Some districts have “opt out” or permission policies, by which parents can notify the school of a specific book they do not want their child to access. Emerson says that librarians are able to mark a specific patron as not being able to check out a specific book in the library’s database.
“We want to educate parents as well, that parents do have a voice in what their students can read. It’s just the fact that right now there’s a lot of talk that they don’t have that right, and they absolutely do,” Emerson said.
Pennsylvania schools also have to adhere to state laws regarding the removal of books from the school. For example, a district decision to approve a textbook or a course of study must be approved by the school board’s majority. The law also requires approval from a superintendent before a decision to change textbooks, unless two thirds or more of a school board votes for the changes.
Many parents who are advocating to take sexually explicit books out of schools say they are concerned about minors having free access to material that could potentially be harmful for them. Some school board members and parents argue that adding additional guardrails for certain books could address such concerns.
Those could lead to other problems as they are being implemented, said Aaron Terr, Director of Public Advocacy at the Foundation for Individual Rights and Expression (FIRE). Some school districts might start limiting their library collections to avoid controversy.
“It can place a big burden on the school to review these challenges and to make these decisions, and that can end up having a chilling effect, where the schools just shy away from stocking any books in their library that might solicit an objection from some member of the community,” Terr said.

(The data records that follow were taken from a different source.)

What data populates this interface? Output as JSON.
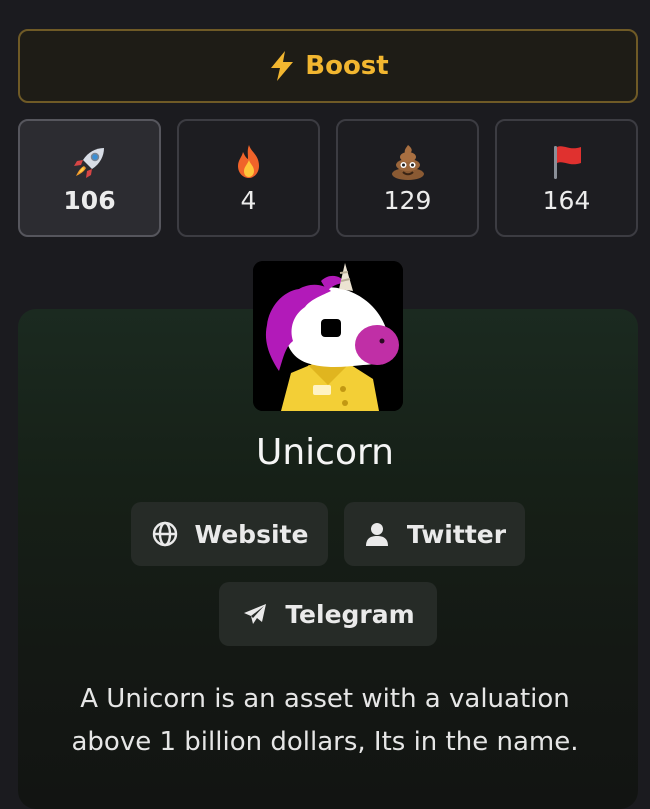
{
  "boost": {
    "label": "Boost",
    "icon": "lightning-bolt-icon",
    "color": "#f2b630"
  },
  "reactions": [
    {
      "icon": "rocket-icon",
      "count": "106",
      "active": true
    },
    {
      "icon": "fire-icon",
      "count": "4",
      "active": false
    },
    {
      "icon": "poop-icon",
      "count": "129",
      "active": false
    },
    {
      "icon": "red-flag-icon",
      "count": "164",
      "active": false
    }
  ],
  "token": {
    "name": "Unicorn",
    "avatar_icon": "unicorn-avatar-image",
    "description": "A Unicorn is an asset with a valuation above 1 billion dollars, Its in the name."
  },
  "links": {
    "website": {
      "label": "Website",
      "icon": "globe-icon"
    },
    "twitter": {
      "label": "Twitter",
      "icon": "user-icon"
    },
    "telegram": {
      "label": "Telegram",
      "icon": "paper-plane-icon"
    }
  }
}
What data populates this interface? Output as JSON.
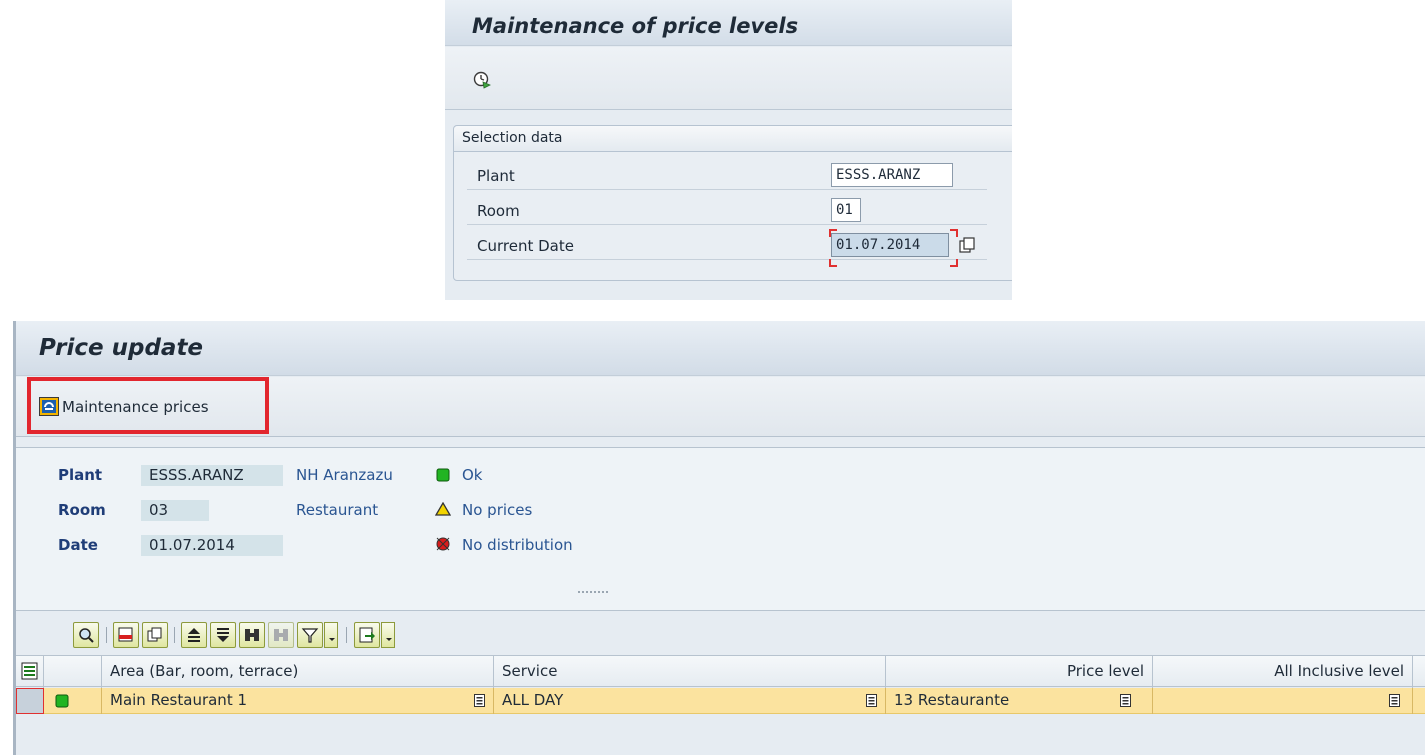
{
  "top_window": {
    "title": "Maintenance of price levels",
    "toolbar": {
      "execute_icon": "execute-clock-icon"
    },
    "selection": {
      "group_title": "Selection data",
      "fields": [
        {
          "label": "Plant",
          "value": "ESSS.ARANZ"
        },
        {
          "label": "Room",
          "value": "01"
        },
        {
          "label": "Current Date",
          "value": "01.07.2014"
        }
      ]
    }
  },
  "bottom_window": {
    "title": "Price update",
    "toolbar": {
      "maintenance_button_label": "Maintenance prices"
    },
    "info": {
      "plant_label": "Plant",
      "plant_value": "ESSS.ARANZ",
      "plant_name": "NH Aranzazu",
      "room_label": "Room",
      "room_value": "03",
      "room_name": "Restaurant",
      "date_label": "Date",
      "date_value": "01.07.2014"
    },
    "legend": [
      {
        "icon": "green-square-icon",
        "text": "Ok",
        "color": "#22b422"
      },
      {
        "icon": "yellow-triangle-icon",
        "text": "No prices",
        "color": "#f2d400"
      },
      {
        "icon": "red-circle-icon",
        "text": "No distribution",
        "color": "#d81c1c"
      }
    ],
    "grid": {
      "columns": [
        "Area (Bar, room, terrace)",
        "Service",
        "Price level",
        "All Inclusive level"
      ],
      "rows": [
        {
          "status": "green",
          "area": "Main Restaurant 1",
          "service": "ALL DAY",
          "price_level": "13 Restaurante",
          "all_inclusive_level": ""
        }
      ]
    }
  },
  "colors": {
    "highlight_border": "#e2262e",
    "row_selected": "#fbe39f",
    "label_blue": "#1f3d78"
  }
}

Restrictive school library policies and a general accusatory climate against school employees for supposedly not protecting kids from inappropriate material could also have an impact on the morale of school librarians. In response to growing book challenges across the state, the Pennsylvania Association of School Librarians created an “intellectual freedom task force” to offer help and resources to librarians navigating issues related to book challenges in their schools.
“It’s been getting pretty heated right now. You know, there’s a lot of school librarians who need assistance right now,” Emerson said.” But some librarians might be too intimidated or worried about retaliation to seek help, Emerson added.
“They’re fighting in the trenches by themselves, and we’re saying to them, let us help you. This is no longer a solitary fight.”
Schools across the country, and in Pennsylvania, have been hit with lawsuits for removing books from their libraries.
Recently, Writers’ group PEN America and publisher Penguin Random House sued a school district in Escambia County, Florida, alleging that school officials violated students’ First Amendment rights and equal rights protections by mostly removing books that focus on LGBTQ relationships.
The board officials banned dozens of books in response to a barrage of challenges brought forth by conservative parents and teachers.
In Missouri, the American Civil Liberties Union (ACLU) sued Independence School District in Missouri on behalf of a group of parents, also on the basis of alleged First Amendment violations. The district had removed a book that includes a non-binary character. Central Bucks in Bucks County was also sued by the ACLU, in part because of book policy the organization says targets LGBTQ students. The Department of Education is investigating the district.
At Hempfield, school board members will be deciding in June whether to restrict access to sexually explicit books in district libraries. A group of community members held a rally to voice opposition to the proposed policies, and a group of Hempfield students also walked out in protest.